Uma identidade cristã como testemunha do reino de Deus na vida cotidiana (Atos 2.1-41)
Comentário Bíblico / Produzido por Projeto Teologia do TrabalhoNão há dúvida de que o evento do Pentecoste é central para a vida da comunidade cristã primitiva. É o evento que inicia a vocação de testemunho descrita em Atos 1.8. Esta seção de Atos traz dois tipos de reivindicação a todos os trabalhadores. Primeiro, o relato do Pentecoste identifica seus ouvintes cristãos dentro de uma nova comunidade que traz à vida a recriação do mundo — isto é, o reino de Deus — prometido por Deus por meio dos profetas. Pedro explica o fenômeno ocorrido no Pentecoste referindo-se ao profeta Joel.
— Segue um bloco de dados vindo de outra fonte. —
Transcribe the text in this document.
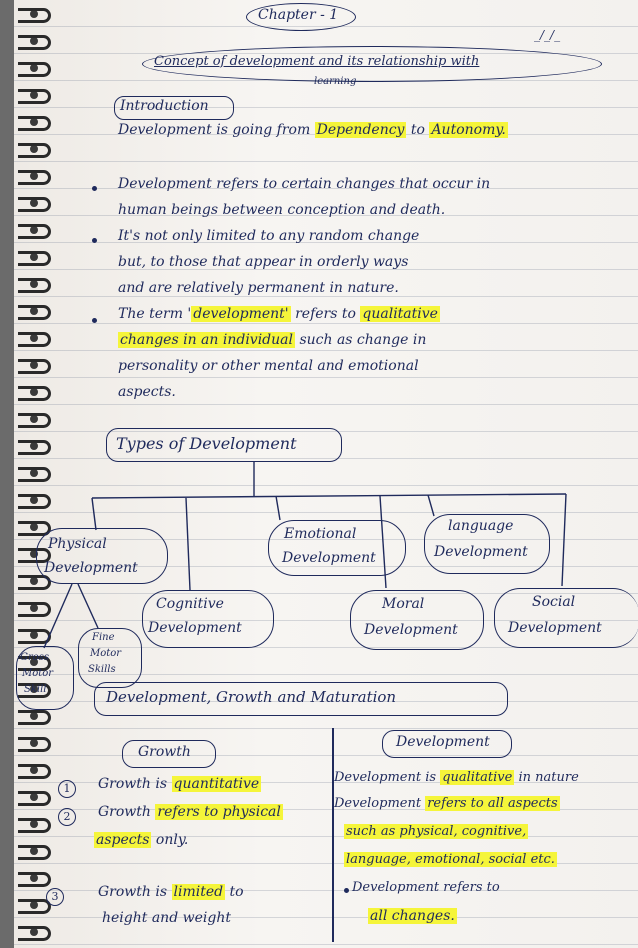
Chapter - 1
_/_/_
Concept of development and its relationship with
learning
Introduction
Development is going from Dependency to Autonomy.
Development refers to certain changes that occur in
human beings between conception and death.
It's not only limited to any random change
but, to those that appear in orderly ways
and are relatively permanent in nature.
The term ' development' refers to qualitative
changes in an individual such as change in
personality or other mental and emotional
aspects.
Types of Development
Physical
Development
Emotional
Development
language
Development
Cognitive
Development
Moral
Development
Social
Development
Gross
Motor
Skill
Fine
Motor
Skills
Development, Growth and Maturation
Growth
1	Growth is quantitative
2	Growth refers to physical
aspects only.
3	Growth is limited to
height and weight
Development
Development is qualitative in nature
Development refers to all aspects
such as physical, cognitive,
language, emotional, social etc.
Development refers to
all changes.
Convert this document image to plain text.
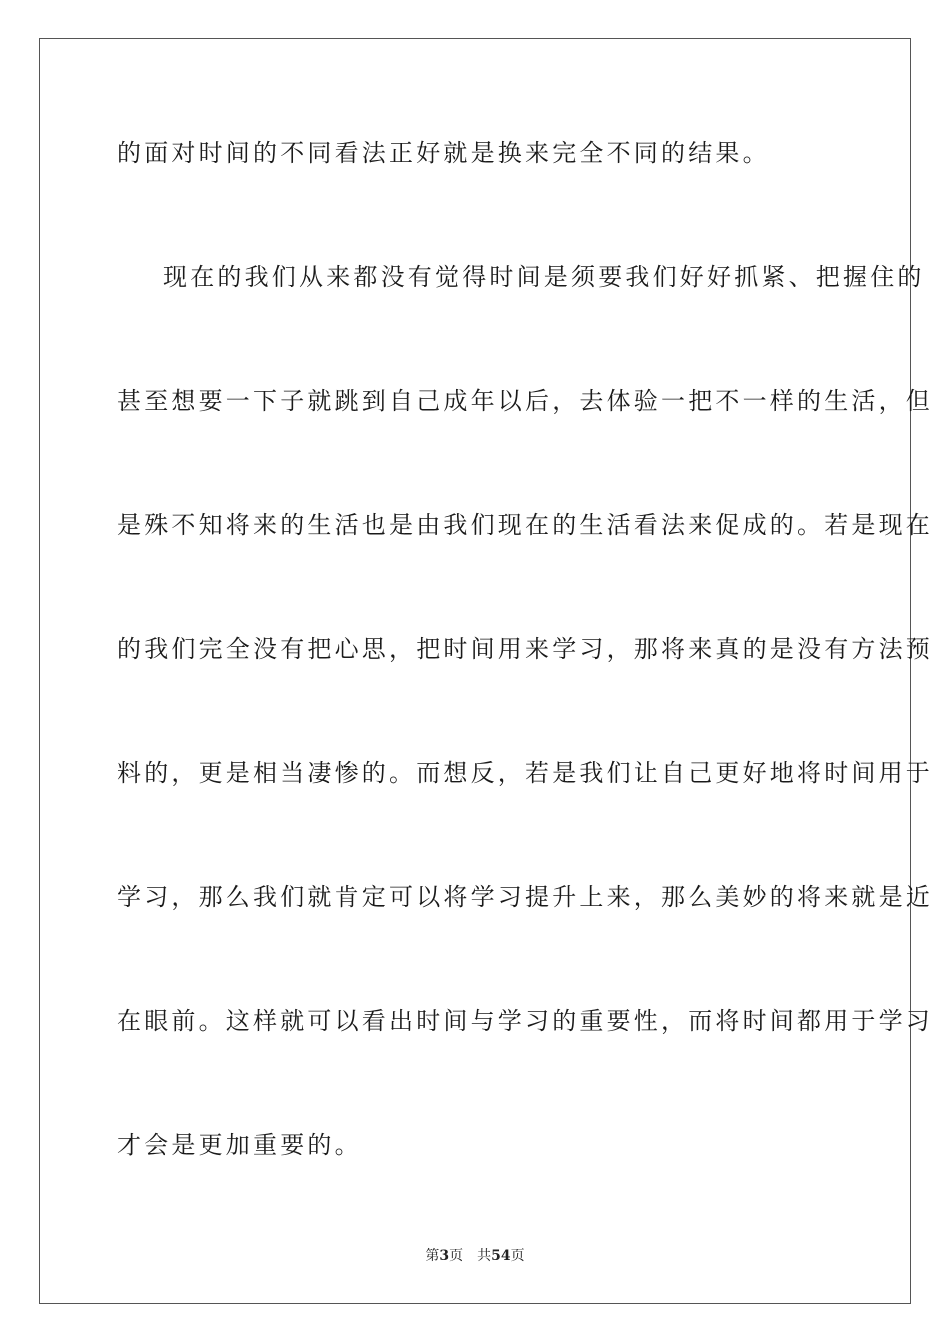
的面对时间的不同看法正好就是换来完全不同的结果。
现在的我们从来都没有觉得时间是须要我们好好抓紧、把握住的
甚至想要一下子就跳到自己成年以后，去体验一把不一样的生活，但
是殊不知将来的生活也是由我们现在的生活看法来促成的。若是现在
的我们完全没有把心思，把时间用来学习，那将来真的是没有方法预
料的，更是相当凄惨的。而想反，若是我们让自己更好地将时间用于
学习，那么我们就肯定可以将学习提升上来，那么美妙的将来就是近
在眼前。这样就可以看出时间与学习的重要性，而将时间都用于学习
才会是更加重要的。
第3页 共54页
Estes homens não estão bêbados, como vocês supõem. Ainda são nove horas da manhã! Ao contrário, isto é o que foi predito pelo profeta Joel: “Nos últimos dias, diz Deus, derramarei do meu Espírito sobre todos os povos. Os seus filhos e as suas filhas profetizarão, os jovens terão visões, os velhos terão sonhos. Sobre os meus servos e as minhas servas derramarei do meu Espírito naqueles dias, e eles profetizarão. Mostrarei maravilhas em cima, no céu, e sinais em baixo, na terra: sangue, fogo e nuvens de fumaça. O sol se tornará em trevas e a lua em sangue, antes que venha o grande e glorioso dia do Senhor. E todo aquele que invocar o nome do Senhor será salvo!” (Atos 2.15-21)
Pedro se refere a uma seção de Joel que descreve a restauração do povo de Deus exilado para afirmar que Deus iniciou a libertação definitiva de seu povo. [3] O retorno do povo de Deus à terra cumpre tanto as promessas da aliança de Deus quanto inicia a recriação do mundo. Joel descreve essa recriação com imagens de tirar o fôlego. À medida que o povo de Deus volta à terra, o deserto ganha vida como uma espécie de novo Éden. Terra, animais e pessoas se regozijam com a vitória de Deus e a libertação de seu povo (ver Jl 2). Entre as ricas imagens dessa seção de Joel, lemos que a restauração do povo de Deus levará a um impacto econômico imediato. “O Senhor respondeu ao seu povo:
‘Estou enviando para vocês trigo, vinho novo e azeite, o bastante para satisfazê-los plenamente; nunca mais farei de vocês objeto de zombaria para as nações’” (Jl 2.19). Para Joel, o clímax desse ato de libertação é o derramamento do Espírito sobre o povo de Deus. Pedro entende que a vinda do Espírito significa que os primeiros seguidores de Jesus são — de alguma maneira real, ainda que profundamente misteriosa — participantes do novo mundo de Deus.
Um segundo ponto importante e intimamente relacionado ao primeiro é que Pedro descreve a salvação como o resgate de uma “geração corrompida” (At 2.40). Duas coisas precisam de esclarecimento. Primeiro, Lucas não descreve a salvação como uma fuga deste mundo para uma existência celestial. Em vez disso, a salvação começa bem no meio deste mundo atual. Segundo, Lucas espera que a salvação tenha um componente de tempo presente. Começa agora, como um modo de vida diferente, contrário aos padrões dessa “geração corrompida”. Uma vez que o trabalho e suas consequências econômicas e sociais são tão centrais para a identidade humana, não é de surpreender que um dos primeiros padrões da vida humana a ser reconstituído seja como os cristãos administram seu poder e suas posses. Assim, o fluxo desta seção inicial de Atos se desenvolve do seguinte modo: (1) Jesus sugere que toda a vida humana deve dar testemunho de Cristo; (2) a vinda do Espírito marca o início do “dia do Senhor” há muito prometido e introduz as pessoas no novo mundo de Deus; e (3) as expectativas do “dia do Senhor” incluem profundas transformações econômicas. O próximo passo de Lucas é apontar para um novo povo, capacitado pelo Espírito e que vive de acordo com a economia do reino.